Shingle all the way
One project homeowners sometimes consider doing in the fall, before winter strikes, is getting a new roof.
Usually that involves stripping off the old shingles and putting on new ones. Other times it can be a steel roof, or some other material.
In Blue Earth this fall (and late summer), the sounds of old shingles being torn off and new ones power hammered into place has been common thanks to a hail storm that tore a 3-mile wide by 10 mile long path of destruction that crossed over the city.
“In a normal year, we get about 120 building permits,” says city administrator Tim Ibisch. “This year, to date we already have well over 500 permits issued. And, 450 of those are for roofing jobs.”
Ibisch says that putting on new shingles or other roofing material is one of those things that require a building permit. In Blue Earth, the cost of the permit is $42.
“If you have a contractor that payment is usually made by the contractor, and is included in the bid and covered by the homeowner’s insurance,” Ibisch says. “But even do-it-yourselfers or someone hiring a friend or relative to do the work, needs to get a building permit.”
The city administrator says a large part of the fee goes to the state, and some of the rest covers the cost of having the city’s building inspector come and make sure the job is being done correctly.
There have been more than 20 contractors, mainly from out of the area, descending on the city of Blue Earth going around getting the roofing jobs.

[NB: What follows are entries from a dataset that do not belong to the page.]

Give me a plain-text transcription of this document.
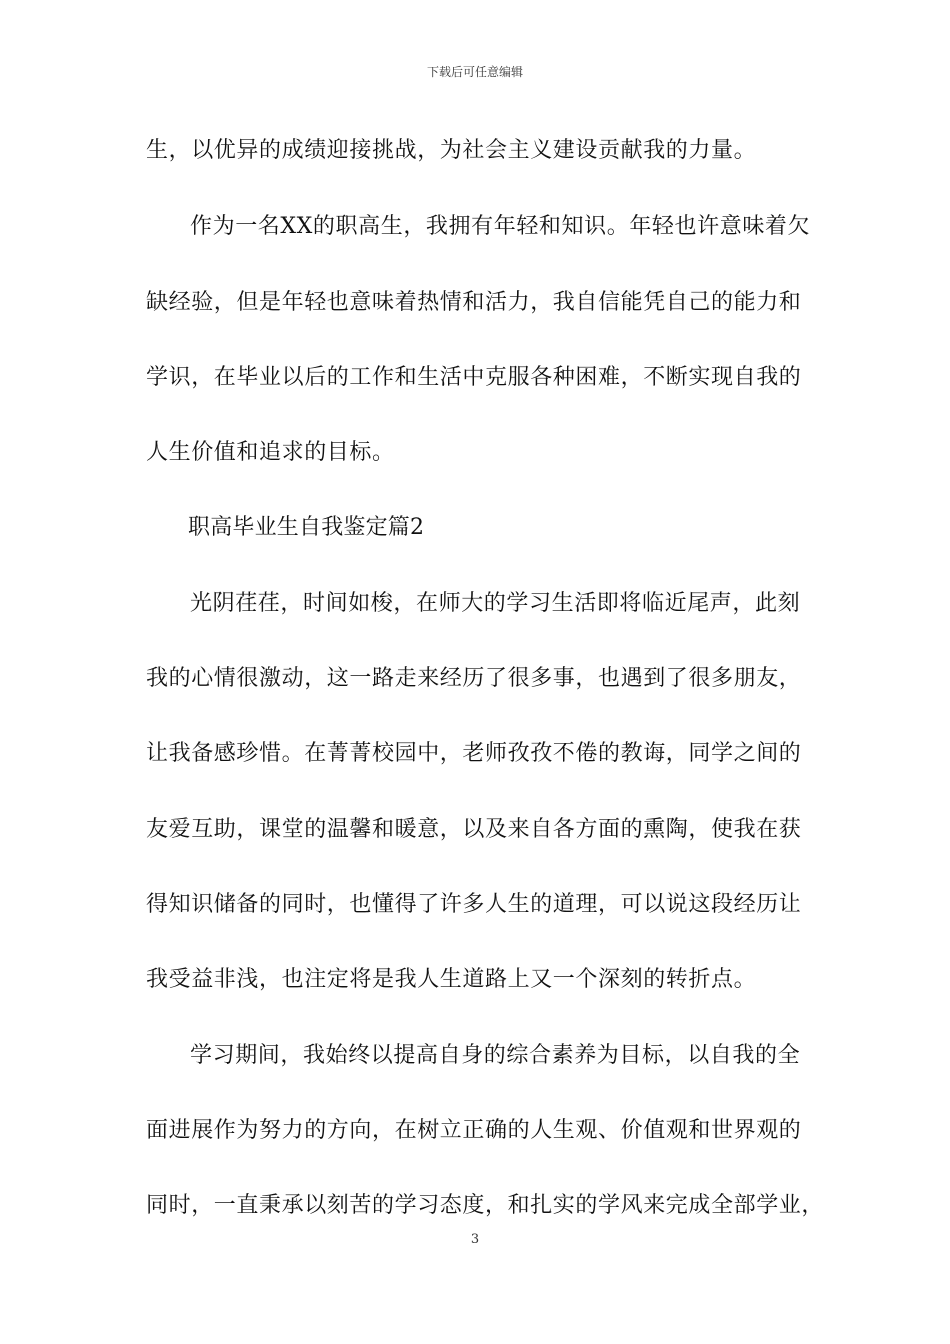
下载后可任意编辑
生，以优异的成绩迎接挑战，为社会主义建设贡献我的力量。
作为一名XX的职高生，我拥有年轻和知识。年轻也许意味着欠
缺经验，但是年轻也意味着热情和活力，我自信能凭自己的能力和
学识，在毕业以后的工作和生活中克服各种困难，不断实现自我的
人生价值和追求的目标。
职高毕业生自我鉴定篇2
光阴荏荏，时间如梭，在师大的学习生活即将临近尾声，此刻
我的心情很激动，这一路走来经历了很多事，也遇到了很多朋友，
让我备感珍惜。在菁菁校园中，老师孜孜不倦的教诲，同学之间的
友爱互助，课堂的温馨和暖意，以及来自各方面的熏陶，使我在获
得知识储备的同时，也懂得了许多人生的道理，可以说这段经历让
我受益非浅，也注定将是我人生道路上又一个深刻的转折点。
学习期间，我始终以提高自身的综合素养为目标，以自我的全
面进展作为努力的方向，在树立正确的人生观、价值观和世界观的
同时，一直秉承以刻苦的学习态度，和扎实的学风来完成全部学业，
3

“We have not had a lot of complaints,” Ibisch says. “Less than one percent I would guess. Some are legitimate complaints and some are just people not happy with the way it turned out and looks.”
The amount of roof shingling going on has meant an increase in business at Lampert Lumber in Blue Earth, but not as much as you might think. Only two of the out-of-area roofers are getting all their materials locally, Nu-Life and Renner Roofing. Other companies have used the local supplier on occasion as well.
All shingles these days are pretty high quality, no matter where they come from says Troy Stindtman, Lampert’s general manager.
“There are only four to six companies that make the most common types of asphalt shingles,” Stindtman says. “We mainly deal with the top three, which are Owens-Corning, GAFF and Certainteed, but we can get in any kind of shingles made.”
Shingles come in a variety of colors, as residents of Blue Earth have found out as they decide whether to stick with the same color or a different one.
“We stock eight of the most popular colors, but again, we can order in any color someone wants,” Stindtman says.
Shingles used to come in different weight ratings and that was a big factor, but not so much anymore.
And, there used to be the rating of years they would last, like 30-, 40, or 50-year rating, but that is not used so much anymore either.
Most shingles here have a Class 4, Impact 4 rating, which determines what size hail they can handle without damage.
“There is stone-coated shingle available, but it is over twice or more the cost of a regular shingles and we don’t see many of those around,” Stindtman says. “Most shingles here are pretty standard.”
Something else that has improved over the years is the felt backing under the shingles.
“Most roofers are using the synthetic felt, which is much better than the old tarpaper backed felt,” Stindtman says. “It is a high performance underlayment.”
And, of course, roofers put down the ice and water shield on the lower end of the roofs as a base and also on the roof valleys.
Stindtman says having hail damaged roofs replaced in this area is not uncommon.
“Three, four years ago the north end of town (Blue Earth) was hit by hail, but not to this extent,” he says. “And Winnebago had it bad in 2012 or 2013, over a good-sized area.
But, this is the worst amount of hail damage to roofs in Blue Earth that he can recall from his many years of being here.
“These roofs getting shingled should last for many, many years,” Stindtman says. “These are really good materials being used in shingles now.”
The shingling work has been continuing this fall, in between rain showers, that is. But, Stindtman says the roofing season will probably come to a close by the end of October.
And then, start back up again in the spring if there are homes that did not get done this fall.